Soon she becomes to lost to care. The passageways stretch impossibly long and it seems to be getting darker, gathering more impenetrable shadows. Her path curves around itself, leading her back to where she began. Nothing in her surroundings appears familiar.
Her candle goes out.
Not with a last flicker of a dying flame, having consumed all the wick, but quickly, cleanly, as if it has been extinguished by unseen fingers.
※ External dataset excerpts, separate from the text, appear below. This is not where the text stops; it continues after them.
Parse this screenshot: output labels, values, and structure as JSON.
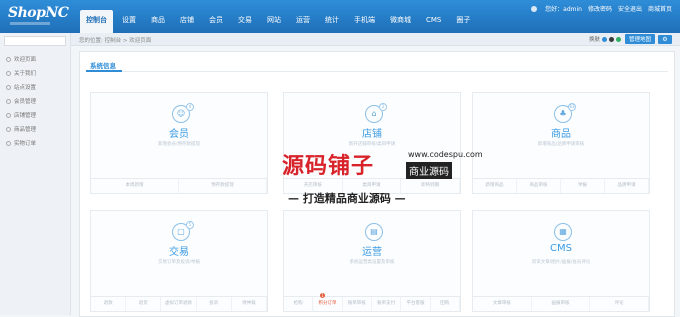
{
  "app": {
    "logo": "ShopNC"
  },
  "nav": {
    "tabs": [
      {
        "label": "控制台",
        "active": true
      },
      {
        "label": "设置"
      },
      {
        "label": "商品"
      },
      {
        "label": "店铺"
      },
      {
        "label": "会员"
      },
      {
        "label": "交易"
      },
      {
        "label": "网站"
      },
      {
        "label": "运营"
      },
      {
        "label": "统计"
      },
      {
        "label": "手机端"
      },
      {
        "label": "微商城"
      },
      {
        "label": "CMS"
      },
      {
        "label": "圈子"
      }
    ]
  },
  "user": {
    "greeting": "您好：admin",
    "change_password": "修改密码",
    "logout": "安全退出",
    "store_home": "商城首页"
  },
  "sidebar": {
    "items": [
      {
        "label": "欢迎页面"
      },
      {
        "label": "关于我们"
      },
      {
        "label": "站点设置"
      },
      {
        "label": "会员管理"
      },
      {
        "label": "店铺管理"
      },
      {
        "label": "商品管理"
      },
      {
        "label": "实物订单"
      }
    ]
  },
  "breadcrumb": "您的位置: 控制台 > 欢迎页面",
  "toolbar": {
    "skin_label": "换肤",
    "sitemap_button": "管理地图",
    "settings_icon": "gear-icon",
    "skin_colors": [
      "#2f8dd8",
      "#3a3a3a",
      "#2fae62"
    ]
  },
  "panel": {
    "title": "系统信息"
  },
  "cards": [
    {
      "title": "会员",
      "icon": "user-icon",
      "icon_glyph": "☺",
      "badge": "4",
      "desc": "新增会员/预存款提现",
      "links": [
        {
          "label": "本周新增"
        },
        {
          "label": "预存款提现"
        }
      ]
    },
    {
      "title": "店铺",
      "icon": "store-icon",
      "icon_glyph": "⌂",
      "badge": "2",
      "desc": "新开店铺审核/类目申请",
      "links": [
        {
          "label": "开店审核"
        },
        {
          "label": "类目申请"
        },
        {
          "label": "即将到期"
        }
      ]
    },
    {
      "title": "商品",
      "icon": "shirt-icon",
      "icon_glyph": "♣",
      "badge": "63",
      "desc": "新增商品/品牌申请审核",
      "links": [
        {
          "label": "新增商品"
        },
        {
          "label": "商品审核"
        },
        {
          "label": "举报"
        },
        {
          "label": "品牌申请"
        }
      ]
    },
    {
      "title": "交易",
      "icon": "bag-icon",
      "icon_glyph": "▢",
      "badge": "5",
      "desc": "交易订单及投诉/举报",
      "links": [
        {
          "label": "退款"
        },
        {
          "label": "退货"
        },
        {
          "label": "虚拟订单退款"
        },
        {
          "label": "投诉"
        },
        {
          "label": "待仲裁"
        }
      ]
    },
    {
      "title": "运营",
      "icon": "chart-icon",
      "icon_glyph": "▤",
      "badge": "",
      "desc": "系统运营类设置及审核",
      "links": [
        {
          "label": "抢购"
        },
        {
          "label": "积分订单",
          "highlight": true
        },
        {
          "label": "账单审核"
        },
        {
          "label": "账单支付"
        },
        {
          "label": "平台客服"
        },
        {
          "label": "团购"
        }
      ]
    },
    {
      "title": "CMS",
      "icon": "document-icon",
      "icon_glyph": "▦",
      "badge": "",
      "desc": "资讯文章/图片/画报/会员评论",
      "links": [
        {
          "label": "文章审核"
        },
        {
          "label": "画报审核"
        },
        {
          "label": "评论"
        }
      ]
    }
  ],
  "notice_badge": "1",
  "watermark": {
    "brand": "源码铺子",
    "url": "www.codespu.com",
    "biz": "商业源码",
    "slogan": "— 打造精品商业源码 —"
  }
}
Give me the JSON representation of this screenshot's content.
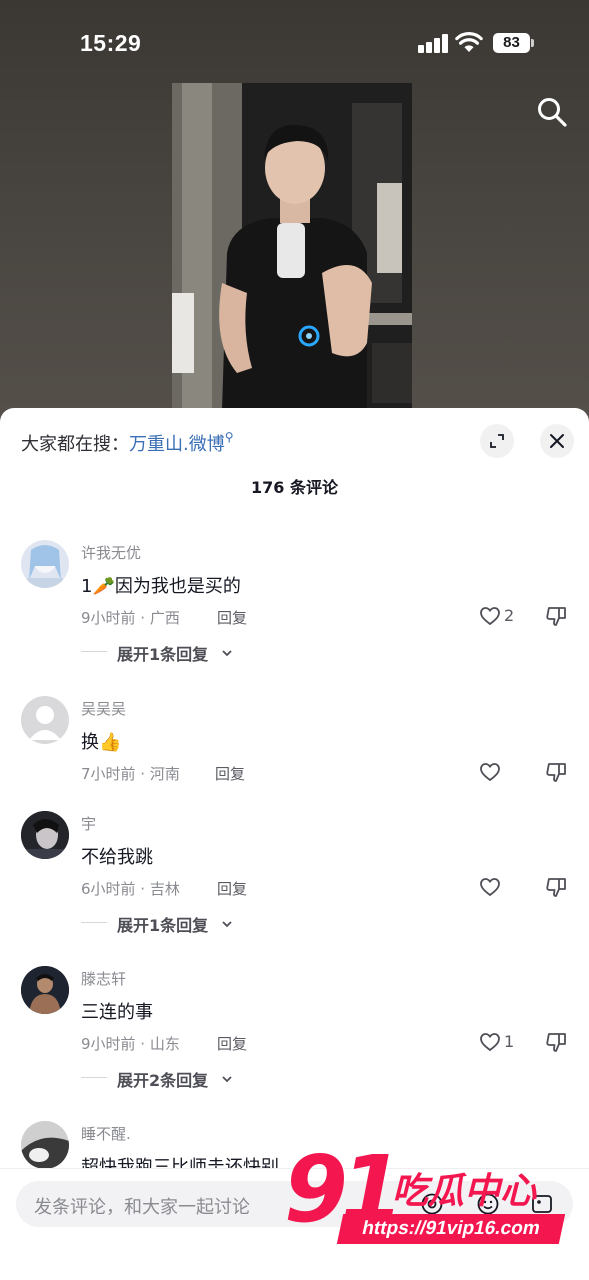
{
  "status_bar": {
    "time": "15:29",
    "battery": "83"
  },
  "video": {
    "search_icon": "search-icon"
  },
  "comments_panel": {
    "hot_search_prefix": "大家都在搜：",
    "hot_search_link": "万重山.微博",
    "title": "176 条评论",
    "comments": [
      {
        "user": "许我无优",
        "text": "1🥕因为我也是买的",
        "meta": "9小时前 · 广西",
        "reply_label": "回复",
        "like_count": "2",
        "expand_label": "展开1条回复"
      },
      {
        "user": "吴吴吴",
        "text": "换👍",
        "meta": "7小时前 · 河南",
        "reply_label": "回复",
        "like_count": ""
      },
      {
        "user": "宇",
        "text": "不给我跳",
        "meta": "6小时前 · 吉林",
        "reply_label": "回复",
        "like_count": "",
        "expand_label": "展开1条回复"
      },
      {
        "user": "滕志轩",
        "text": "三连的事",
        "meta": "9小时前 · 山东",
        "reply_label": "回复",
        "like_count": "1",
        "expand_label": "展开2条回复"
      },
      {
        "user": "睡不醒.",
        "text": "超快我跑三比师圭还快别"
      }
    ]
  },
  "input_bar": {
    "placeholder": "发条评论，和大家一起讨论"
  },
  "watermark": {
    "number": "91",
    "brand": "吃瓜中心",
    "url": "https://91vip16.com"
  },
  "colors": {
    "accent_link": "#3b6fb6",
    "watermark": "#f3164f",
    "sheet_bg": "#ffffff",
    "meta_gray": "#8a8b91"
  }
}
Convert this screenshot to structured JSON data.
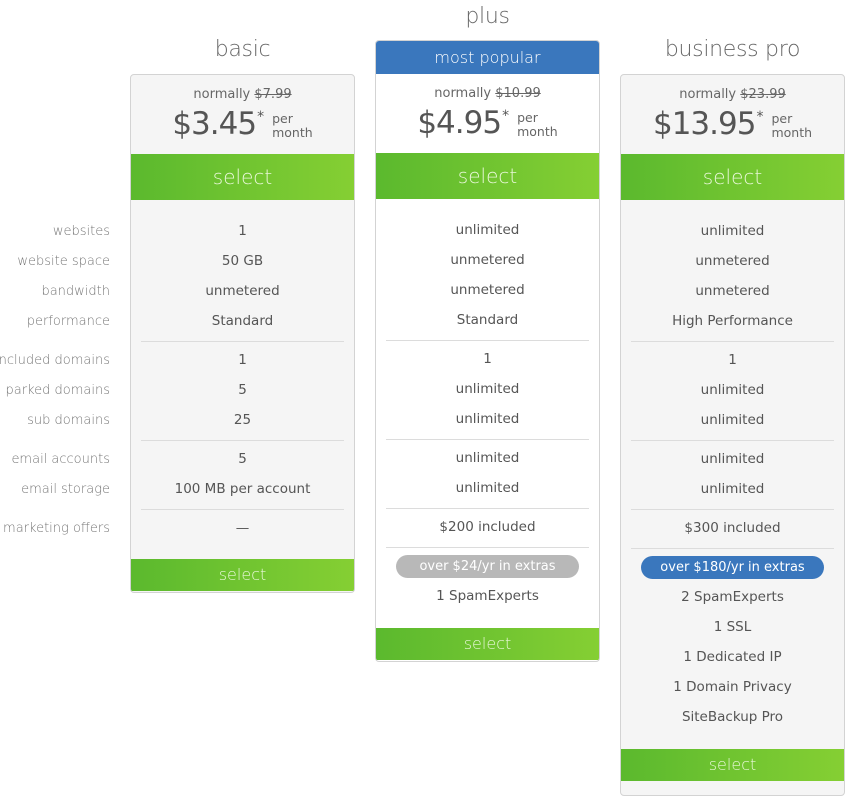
{
  "feature_labels": [
    "websites",
    "website space",
    "bandwidth",
    "performance",
    "included domains",
    "parked domains",
    "sub domains",
    "email accounts",
    "email storage",
    "marketing offers"
  ],
  "plans": [
    {
      "name": "basic",
      "normally_label": "normally",
      "normal_price": "$7.99",
      "price": "$3.45",
      "asterisk": "*",
      "per": "per",
      "period": "month",
      "select_label": "select",
      "features": [
        "1",
        "50 GB",
        "unmetered",
        "Standard",
        "1",
        "5",
        "25",
        "5",
        "100 MB per account",
        "—"
      ]
    },
    {
      "name": "plus",
      "ribbon": "most popular",
      "normally_label": "normally",
      "normal_price": "$10.99",
      "price": "$4.95",
      "asterisk": "*",
      "per": "per",
      "period": "month",
      "select_label": "select",
      "features": [
        "unlimited",
        "unmetered",
        "unmetered",
        "Standard",
        "1",
        "unlimited",
        "unlimited",
        "unlimited",
        "unlimited",
        "$200 included"
      ],
      "extras_badge": "over $24/yr in extras",
      "extras": [
        "1 SpamExperts"
      ]
    },
    {
      "name": "business pro",
      "normally_label": "normally",
      "normal_price": "$23.99",
      "price": "$13.95",
      "asterisk": "*",
      "per": "per",
      "period": "month",
      "select_label": "select",
      "features": [
        "unlimited",
        "unmetered",
        "unmetered",
        "High Performance",
        "1",
        "unlimited",
        "unlimited",
        "unlimited",
        "unlimited",
        "$300 included"
      ],
      "extras_badge": "over $180/yr in extras",
      "extras": [
        "2 SpamExperts",
        "1 SSL",
        "1 Dedicated IP",
        "1 Domain Privacy",
        "SiteBackup Pro"
      ]
    }
  ],
  "colors": {
    "select_green_start": "#5bb92e",
    "select_green_end": "#85cf33",
    "popular_blue": "#3a77bd",
    "badge_gray": "#b8b8b8"
  }
}
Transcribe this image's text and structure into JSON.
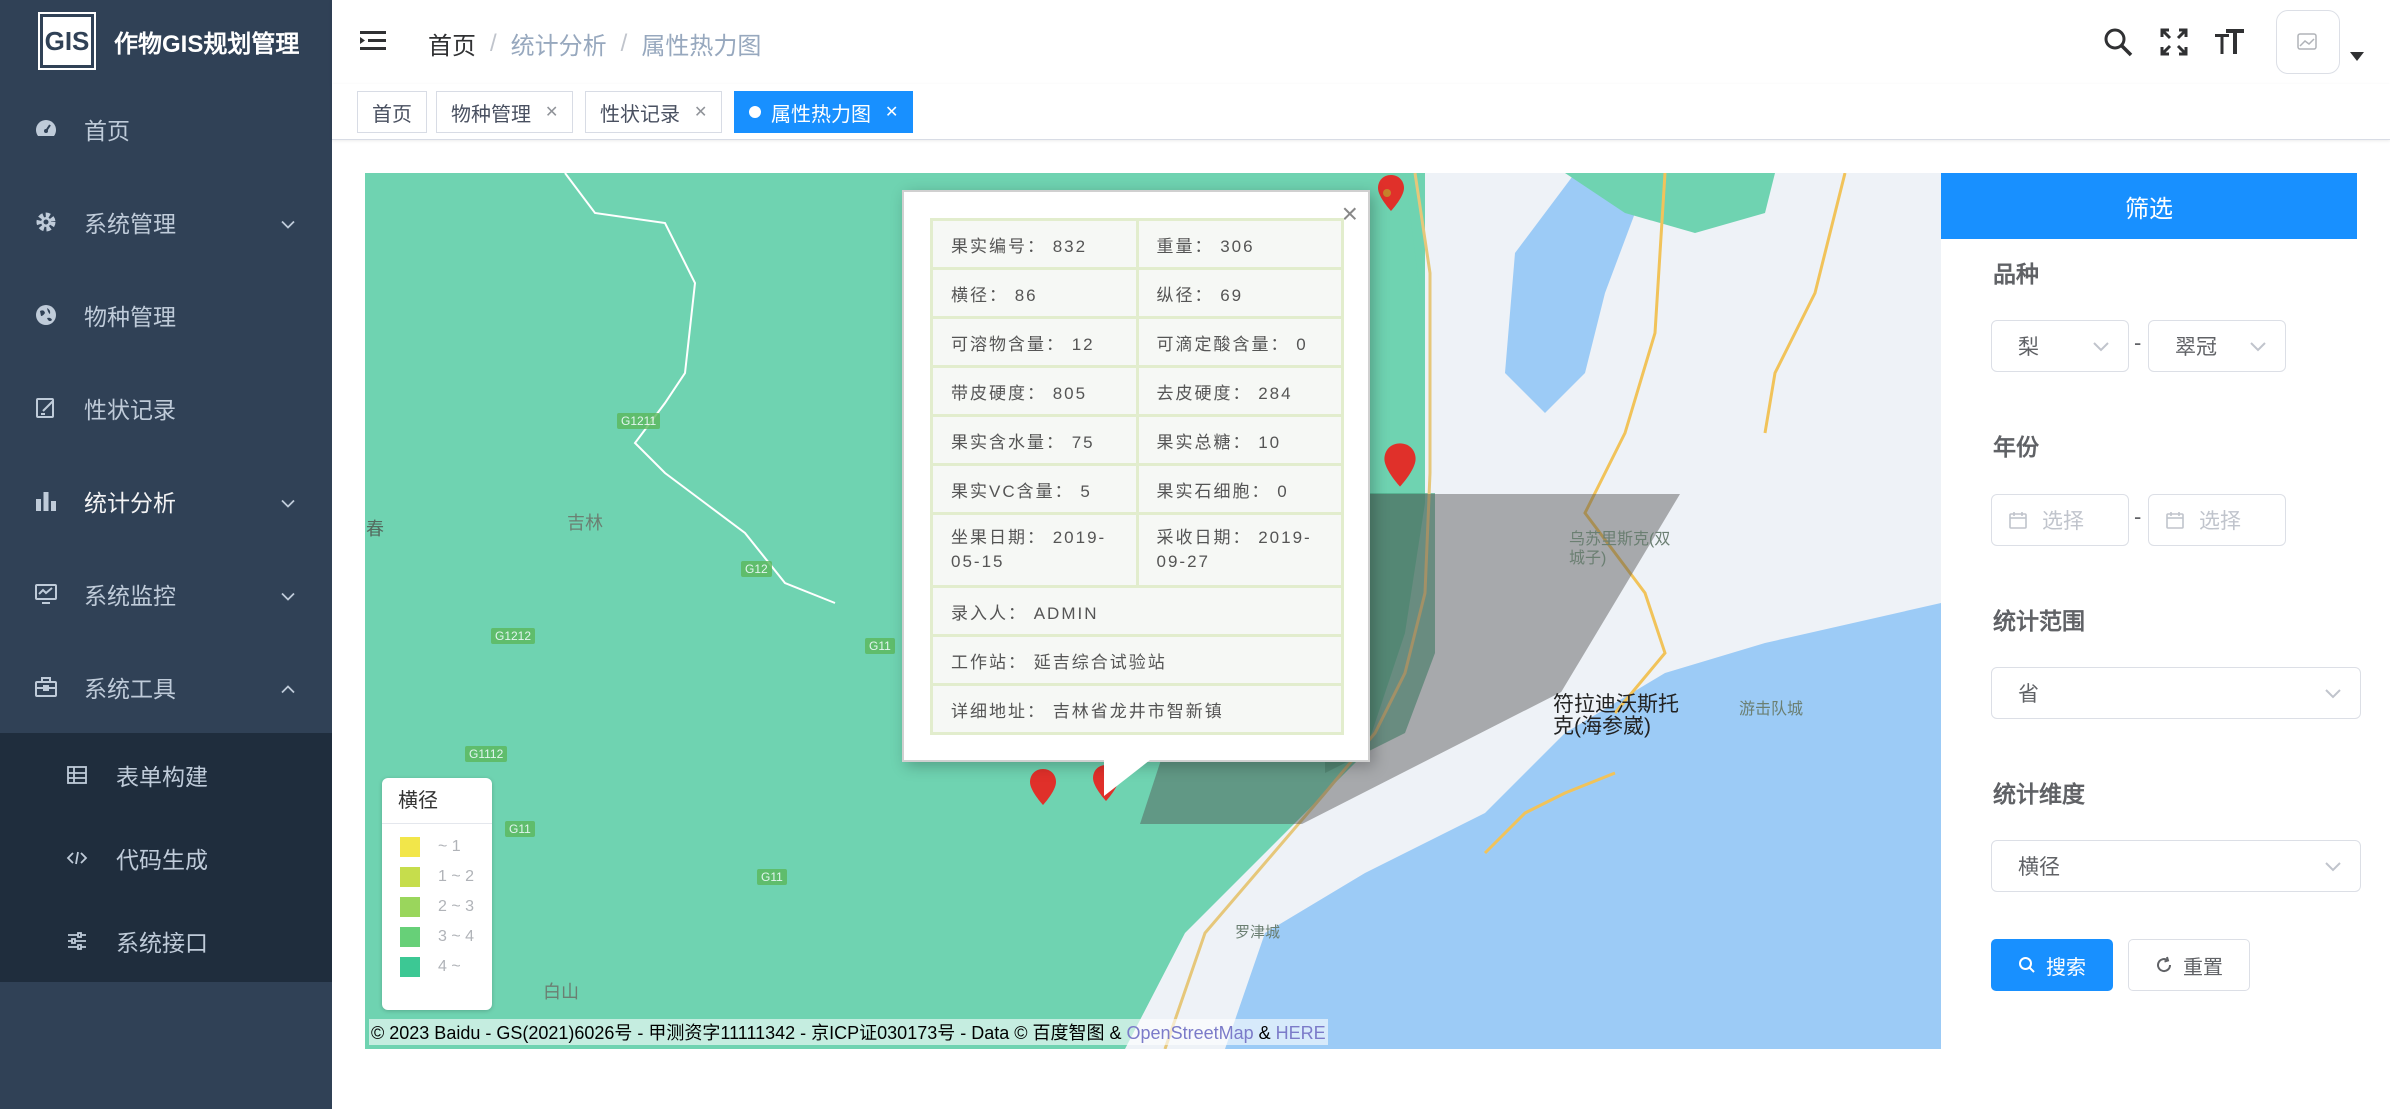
{
  "app": {
    "logo_text": "GIS",
    "title": "作物GIS规划管理"
  },
  "sidebar": {
    "items": [
      {
        "label": "首页",
        "icon": "dashboard-icon",
        "has_children": false
      },
      {
        "label": "系统管理",
        "icon": "gear-icon",
        "has_children": true
      },
      {
        "label": "物种管理",
        "icon": "globe-icon",
        "has_children": false
      },
      {
        "label": "性状记录",
        "icon": "edit-icon",
        "has_children": false
      },
      {
        "label": "统计分析",
        "icon": "bar-chart-icon",
        "has_children": true
      },
      {
        "label": "系统监控",
        "icon": "monitor-icon",
        "has_children": true
      },
      {
        "label": "系统工具",
        "icon": "toolbox-icon",
        "has_children": true,
        "expanded": true
      }
    ],
    "sub_items": [
      {
        "label": "表单构建",
        "icon": "table-icon"
      },
      {
        "label": "代码生成",
        "icon": "code-icon"
      },
      {
        "label": "系统接口",
        "icon": "sliders-icon"
      }
    ]
  },
  "breadcrumb": [
    "首页",
    "统计分析",
    "属性热力图"
  ],
  "tags": [
    {
      "label": "首页",
      "closable": false,
      "active": false
    },
    {
      "label": "物种管理",
      "closable": true,
      "active": false
    },
    {
      "label": "性状记录",
      "closable": true,
      "active": false
    },
    {
      "label": "属性热力图",
      "closable": true,
      "active": true
    }
  ],
  "map": {
    "cities": [
      "吉林",
      "白山",
      "罗津城",
      "乌苏里斯克(双城子)",
      "游击队城"
    ],
    "city_big": [
      "符拉迪沃斯托克(海参崴)"
    ],
    "edge_label": "春",
    "roads": [
      "G1211",
      "G12",
      "G1212",
      "G11",
      "G1112",
      "G11",
      "G11"
    ],
    "copyright_prefix": "© 2023 Baidu - GS(2021)6026号 - 甲测资字11111342 - 京ICP证030173号 - Data © 百度智图 &",
    "osm": "OpenStreetMap",
    "amp": "&",
    "here": "HERE",
    "colors": {
      "land": "#6fd3b1",
      "sea": "#9ccbf6",
      "coast": "#eef2f7"
    }
  },
  "legend": {
    "title": "横径",
    "rows": [
      {
        "label": "~ 1",
        "color": "#f2e64a"
      },
      {
        "label": "1 ~ 2",
        "color": "#c6dd4c"
      },
      {
        "label": "2 ~ 3",
        "color": "#9ad65c"
      },
      {
        "label": "3 ~ 4",
        "color": "#67d078"
      },
      {
        "label": "4 ~",
        "color": "#3cc894"
      }
    ]
  },
  "popup": {
    "rows": [
      [
        "果实编号： 832",
        "重量： 306"
      ],
      [
        "横径： 86",
        "纵径： 69"
      ],
      [
        "可溶物含量： 12",
        "可滴定酸含量： 0"
      ],
      [
        "带皮硬度： 805",
        "去皮硬度： 284"
      ],
      [
        "果实含水量： 75",
        "果实总糖： 10"
      ],
      [
        "果实VC含量： 5",
        "果实石细胞： 0"
      ],
      [
        "坐果日期： 2019-05-15",
        "采收日期： 2019-09-27"
      ]
    ],
    "full_rows": [
      "录入人： ADMIN",
      "工作站： 延吉综合试验站",
      "详细地址： 吉林省龙井市智新镇"
    ],
    "close": "×"
  },
  "filter": {
    "header": "筛选",
    "variety_label": "品种",
    "variety_value_1": "梨",
    "variety_value_2": "翠冠",
    "dash": "-",
    "year_label": "年份",
    "year_placeholder": "选择",
    "scope_label": "统计范围",
    "scope_value": "省",
    "dimension_label": "统计维度",
    "dimension_value": "横径",
    "search_label": "搜索",
    "reset_label": "重置"
  }
}
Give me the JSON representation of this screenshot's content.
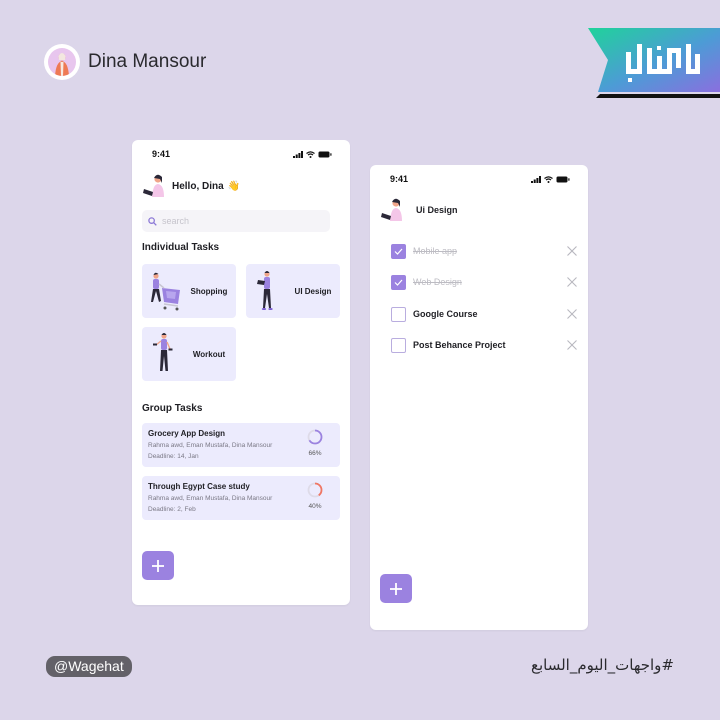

It is dark. Not natural darkness, for Aredhel can not see anything. She is lost, and she is alone.
Then she is not.
It is there with her. Not lurking, not darting to and fro behind her, now squarely in front of her. It plants itself in her path, openly challenging. Two small, round, circles of light hover above her; unnatural, pupiless eyes, watching.
Aredhel thrusts her dead candle, the only weapon she has, at these points of light, but they bob just out of reach. And something touches her, not quite physically, but raking its fingers through her mind, her very soul. Aredhel screams, but the spectre snatches the sound from her throat before she can fully form it. Her body is paralyzed.
Then.
The weak light returns, her candle lights itself, Aredhel can breathe again, and she recognizes the hall she stands in.
Your mind is full of light, little one. Not like those who dwell here.
The words are not spoken so much as put into her mind by an outsider.
Forgive me my tricks. I an not so evil, only lonely.
The presence is powerful, filled with raw power, but there is truth behind its words. Aredhel has only assumed its intent, never actually sensed malevolence in the creature. What she feels around her cannot be called good, but nor can it be named evil.
Go where you wish, I mean you no harm, though I cannot say the same for all here.
Aredhel grips the base of her candle holder. “Well met, spectre.“ She has not forgotten how to be a princess, even now. “I thank you.” Their match has ended in a draw, but perhaps she has found an ally. She will take any alliance that she can get in this place.